I found reading the breakdown patterns highlighted in the Deep Research Bench Report surprisingly familiar. One of the most frustrating aspects I personally encountered is when AI agents simply forget what we’re doing, especially during long research and content creation sessions. As the context window grows, the model often starts to lose threads. Key details fade, the goal becomes confused, and suddenly the response feels disjointed or undesired. At some point, I learned that it’s better to reduce losses and start from scratch, even if it means throwing away everything that’s been generated so far.
Such forgetfulness is not mere anecdote, but the most important predictor of failure in the assessment of deep research benches. But that’s not the only recurring problem. The report also highlights how some models fall into repeated use of tools, running the same search over and over again, as if they were stuck in a loop. Others show that queries are insufficiently crafted, rather than thinking critically about how to search effectively. And too often, agents fall victim to premature conclusions. Technically, it checks the box, but it guides half-formed answers that are not in the real insight.
Even among the top models, the difference is tough. For example, the GPT-4 turbo showed a prominent tendency to forget about previous steps, while the Deepseek-R1 was more likely to hallucinate or invent plausible (incorrectly) information. Overall, the model frequently failed to cross-check sources and validate findings before finalizing the output. For those who rely on AI for serious work, these issues seem too familiar. And they emphasize how far they still have to go by building agents that can truly think and study like humans.
How about memory-based performance?
Interestingly, Deep Research Bench evaluated what is called a “Toowless” agent that works without access to external tools, such as web searching and document retrieval. These agents rely entirely on internal training data and memory, and generate answers based solely on what they learned previously during training. In reality, this means they can’t look into anything or check the information. They speculate based on what they “remember.”
Surprisingly, these Toolless agents were performed in much the same way as complete research agents in a particular task. For example, the validation claim task, where the goal is to assess the validity of the statement, achieved a 0.61, almost coinciding with the average 0.62 for tool-enabled agents.
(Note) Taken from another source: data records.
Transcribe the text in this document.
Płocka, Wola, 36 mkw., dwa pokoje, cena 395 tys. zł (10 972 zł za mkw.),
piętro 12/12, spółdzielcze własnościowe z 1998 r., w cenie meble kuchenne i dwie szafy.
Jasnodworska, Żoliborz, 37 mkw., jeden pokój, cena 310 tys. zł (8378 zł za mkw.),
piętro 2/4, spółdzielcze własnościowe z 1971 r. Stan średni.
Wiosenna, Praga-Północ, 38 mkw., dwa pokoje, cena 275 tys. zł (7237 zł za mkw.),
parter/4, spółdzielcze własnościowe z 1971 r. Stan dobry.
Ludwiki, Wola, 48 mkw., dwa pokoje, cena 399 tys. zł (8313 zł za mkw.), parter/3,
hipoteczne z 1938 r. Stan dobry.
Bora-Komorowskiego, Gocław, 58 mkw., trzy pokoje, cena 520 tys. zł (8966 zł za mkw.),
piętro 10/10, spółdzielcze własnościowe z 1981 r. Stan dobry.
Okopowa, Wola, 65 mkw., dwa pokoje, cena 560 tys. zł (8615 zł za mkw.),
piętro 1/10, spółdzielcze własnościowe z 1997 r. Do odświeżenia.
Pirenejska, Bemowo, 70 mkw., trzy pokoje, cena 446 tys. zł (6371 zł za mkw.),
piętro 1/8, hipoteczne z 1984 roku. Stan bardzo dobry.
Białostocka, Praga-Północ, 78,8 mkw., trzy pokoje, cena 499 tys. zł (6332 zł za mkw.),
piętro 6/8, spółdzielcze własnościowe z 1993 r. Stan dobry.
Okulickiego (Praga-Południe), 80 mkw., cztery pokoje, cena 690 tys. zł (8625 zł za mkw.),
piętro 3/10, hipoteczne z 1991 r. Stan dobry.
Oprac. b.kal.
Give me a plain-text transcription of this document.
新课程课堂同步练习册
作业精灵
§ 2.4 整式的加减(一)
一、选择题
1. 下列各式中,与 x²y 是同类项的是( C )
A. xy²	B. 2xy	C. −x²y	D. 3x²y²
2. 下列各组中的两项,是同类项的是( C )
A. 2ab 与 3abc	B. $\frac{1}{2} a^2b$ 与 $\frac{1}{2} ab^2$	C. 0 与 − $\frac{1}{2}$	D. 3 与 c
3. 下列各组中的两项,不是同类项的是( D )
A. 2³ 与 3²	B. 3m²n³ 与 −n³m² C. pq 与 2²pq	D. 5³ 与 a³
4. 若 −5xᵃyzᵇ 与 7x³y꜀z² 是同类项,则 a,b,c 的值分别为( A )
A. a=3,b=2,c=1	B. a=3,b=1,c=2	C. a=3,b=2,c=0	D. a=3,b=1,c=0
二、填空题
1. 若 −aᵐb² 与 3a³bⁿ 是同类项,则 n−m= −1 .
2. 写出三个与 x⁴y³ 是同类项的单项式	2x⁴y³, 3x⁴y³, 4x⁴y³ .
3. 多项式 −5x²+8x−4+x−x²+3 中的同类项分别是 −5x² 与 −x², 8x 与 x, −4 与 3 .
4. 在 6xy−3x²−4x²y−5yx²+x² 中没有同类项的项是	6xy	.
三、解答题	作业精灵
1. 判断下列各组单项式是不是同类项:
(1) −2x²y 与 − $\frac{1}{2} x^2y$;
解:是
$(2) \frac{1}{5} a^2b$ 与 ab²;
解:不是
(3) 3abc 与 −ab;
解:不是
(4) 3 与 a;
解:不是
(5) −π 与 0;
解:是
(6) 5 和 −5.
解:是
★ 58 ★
This suggests that models such as O3 and Claude often exist in strong internal pre-existence and can recognize the truthfulness of common claims without the need to search the web.
However, on the more demanding tasks, where multiple values need to be connected from different sources, they have fallen completely apart in the more demanding tasks where evidence relies on deriving numbers that need to be linked to finding and assessing diverse facts in context. Without fresh information or real-time search capabilities, there was a lack of means to produce accurate or comprehensive answers.
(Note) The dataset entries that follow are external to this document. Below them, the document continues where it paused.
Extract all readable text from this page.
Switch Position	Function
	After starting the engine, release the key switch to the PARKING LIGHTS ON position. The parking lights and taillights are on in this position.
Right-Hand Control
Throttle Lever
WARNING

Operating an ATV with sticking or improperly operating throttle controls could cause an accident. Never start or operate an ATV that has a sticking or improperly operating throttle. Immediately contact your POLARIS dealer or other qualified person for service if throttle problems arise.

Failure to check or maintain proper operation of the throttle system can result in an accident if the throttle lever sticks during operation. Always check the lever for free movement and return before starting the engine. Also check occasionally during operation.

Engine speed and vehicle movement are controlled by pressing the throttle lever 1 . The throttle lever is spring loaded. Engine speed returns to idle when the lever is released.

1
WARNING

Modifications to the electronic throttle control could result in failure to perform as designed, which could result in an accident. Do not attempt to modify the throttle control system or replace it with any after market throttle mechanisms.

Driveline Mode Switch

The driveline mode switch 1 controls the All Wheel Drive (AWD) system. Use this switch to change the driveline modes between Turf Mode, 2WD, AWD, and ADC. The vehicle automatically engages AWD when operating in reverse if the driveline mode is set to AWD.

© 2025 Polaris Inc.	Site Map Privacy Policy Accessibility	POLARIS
This contrast emphasizes an important nuance. Although LLM today can “know” many things, deep research relies on inferences with up-to-date, verifiable information, not just recalls.
Final Thoughts
The DRB report reveals one thing. Today’s AI agents can outperform the average person on narrowly defined tasks, but are still behind skilled generalist researchers, especially when it comes to strategic planning, adapting intermediate processing, and inference.
This gap becomes particularly evident in long or complex sessions. I have experienced it firsthand. Agents gradually track task objectives, leading to an annoying disruption of consistency and usefulness.
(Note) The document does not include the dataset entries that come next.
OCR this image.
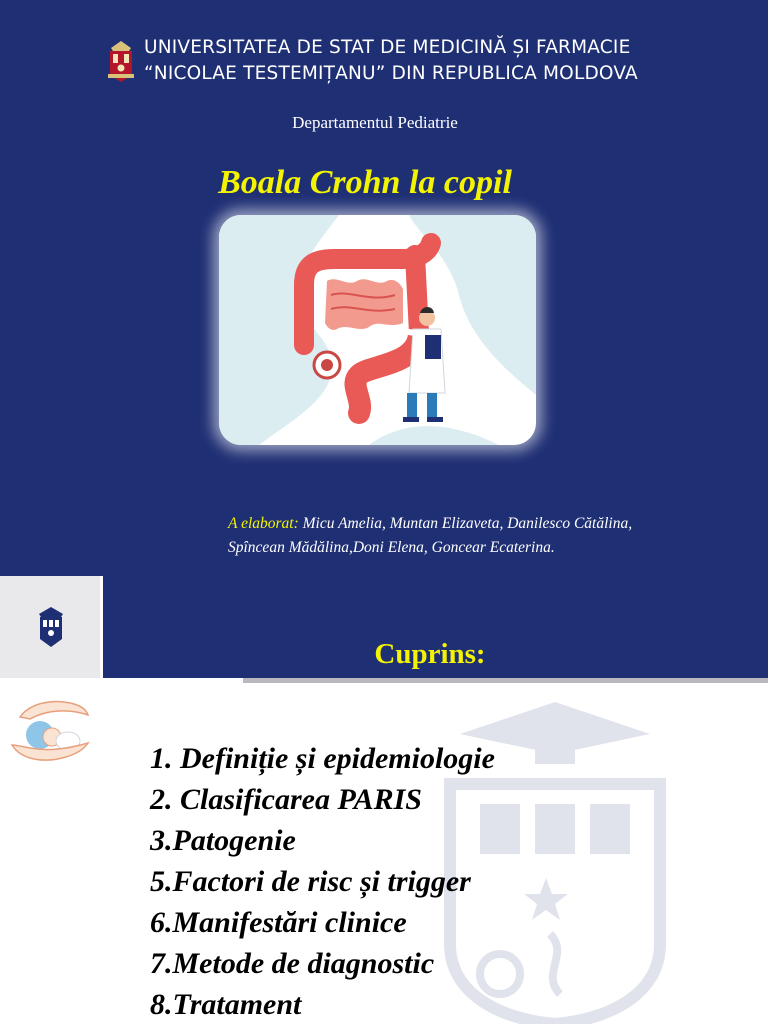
UNIVERSITATEA DE STAT DE MEDICINĂ ȘI FARMACIE
“NICOLAE TESTEMIȚANU” DIN REPUBLICA MOLDOVA
Departamentul Pediatrie
Boala Crohn la copil
A elaborat: Micu Amelia, Muntan Elizaveta, Danilesco Cătălina,
Spîncean Mădălina,Doni Elena, Goncear Ecaterina.
Cuprins:
1. Definiție și epidemiologie
2. Clasificarea PARIS
3.Patogenie
5.Factori de risc și trigger
6.Manifestări clinice
7.Metode de diagnostic
8.Tratament
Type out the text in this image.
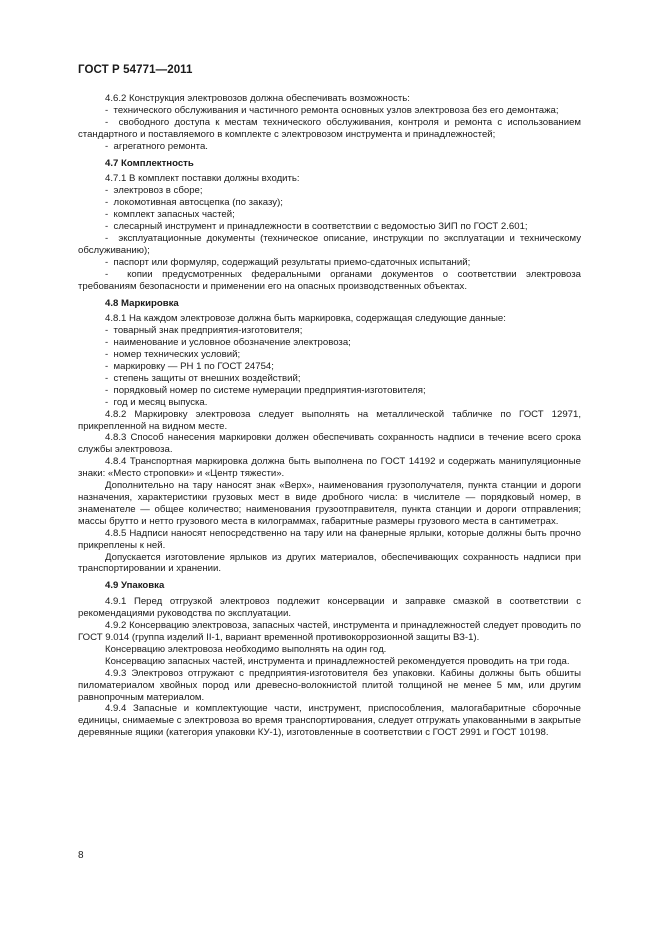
ГОСТ Р 54771—2011

4.6.2 Конструкция электровозов должна обеспечивать возможность:

-  технического обслуживания и частичного ремонта основных узлов электровоза без его демонтажа;

-  свободного доступа к местам технического обслуживания, контроля и ремонта с использованием стандартного и поставляемого в комплекте с электровозом инструмента и принадлежностей;

-  агрегатного ремонта.

4.7 Комплектность

4.7.1 В комплект поставки должны входить:

-  электровоз в сборе;

-  локомотивная автосцепка (по заказу);

-  комплект запасных частей;

-  слесарный инструмент и принадлежности в соответствии с ведомостью ЗИП по ГОСТ 2.601;

-  эксплуатационные документы (техническое описание, инструкции по эксплуатации и техническому обслуживанию);

-  паспорт или формуляр, содержащий результаты приемо-сдаточных испытаний;

-  копии предусмотренных федеральными органами документов о соответствии электровоза требованиям безопасности и применении его на опасных производственных объектах.

4.8 Маркировка

4.8.1 На каждом электровозе должна быть маркировка, содержащая следующие данные:

-  товарный знак предприятия-изготовителя;

-  наименование и условное обозначение электровоза;

-  номер технических условий;

-  маркировку — РН 1 по ГОСТ 24754;

-  степень защиты от внешних воздействий;

-  порядковый номер по системе нумерации предприятия-изготовителя;

-  год и месяц выпуска.

4.8.2 Маркировку электровоза следует выполнять на металлической табличке по ГОСТ 12971, прикрепленной на видном месте.

4.8.3 Способ нанесения маркировки должен обеспечивать сохранность надписи в течение всего срока службы электровоза.

4.8.4 Транспортная маркировка должна быть выполнена по ГОСТ 14192 и содержать манипуляционные знаки: «Место строповки» и «Центр тяжести».

Дополнительно на тару наносят знак «Верх», наименования грузополучателя, пункта станции и дороги назначения, характеристики грузовых мест в виде дробного числа: в числителе — порядковый номер, в знаменателе — общее количество; наименования грузоотправителя, пункта станции и дороги отправления; массы брутто и нетто грузового места в килограммах, габаритные размеры грузового места в сантиметрах.

4.8.5 Надписи наносят непосредственно на тару или на фанерные ярлыки, которые должны быть прочно прикреплены к ней.

Допускается изготовление ярлыков из других материалов, обеспечивающих сохранность надписи при транспортировании и хранении.

4.9 Упаковка

4.9.1 Перед отгрузкой электровоз подлежит консервации и заправке смазкой в соответствии с рекомендациями руководства по эксплуатации.

4.9.2 Консервацию электровоза, запасных частей, инструмента и принадлежностей следует проводить по ГОСТ 9.014 (группа изделий II-1, вариант временной противокоррозионной защиты ВЗ-1).

Консервацию электровоза необходимо выполнять на один год.

Консервацию запасных частей, инструмента и принадлежностей рекомендуется проводить на три года.

4.9.3 Электровоз отгружают с предприятия-изготовителя без упаковки. Кабины должны быть обшиты пиломатериалом хвойных пород или древесно-волокнистой плитой толщиной не менее 5 мм, или другим равнопрочным материалом.

4.9.4 Запасные и комплектующие части, инструмент, приспособления, малогабаритные сборочные единицы, снимаемые с электровоза во время транспортирования, следует отгружать упакованными в закрытые деревянные ящики (категория упаковки КУ-1), изготовленные в соответствии с ГОСТ 2991 и ГОСТ 10198.

8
What makes the deep search bench so valuable is that it not only tests surface-level knowledge, but also explores the intersections of tool use, memory, inference and adaptation, and is closely similar to actual research than benchmarks such as MMLU and GSM8K.
As LLMS continues to be integrated into serious knowledge tasks, FutureSearch tools such as DRB are essential to assess not only what these systems know but how well they actually work.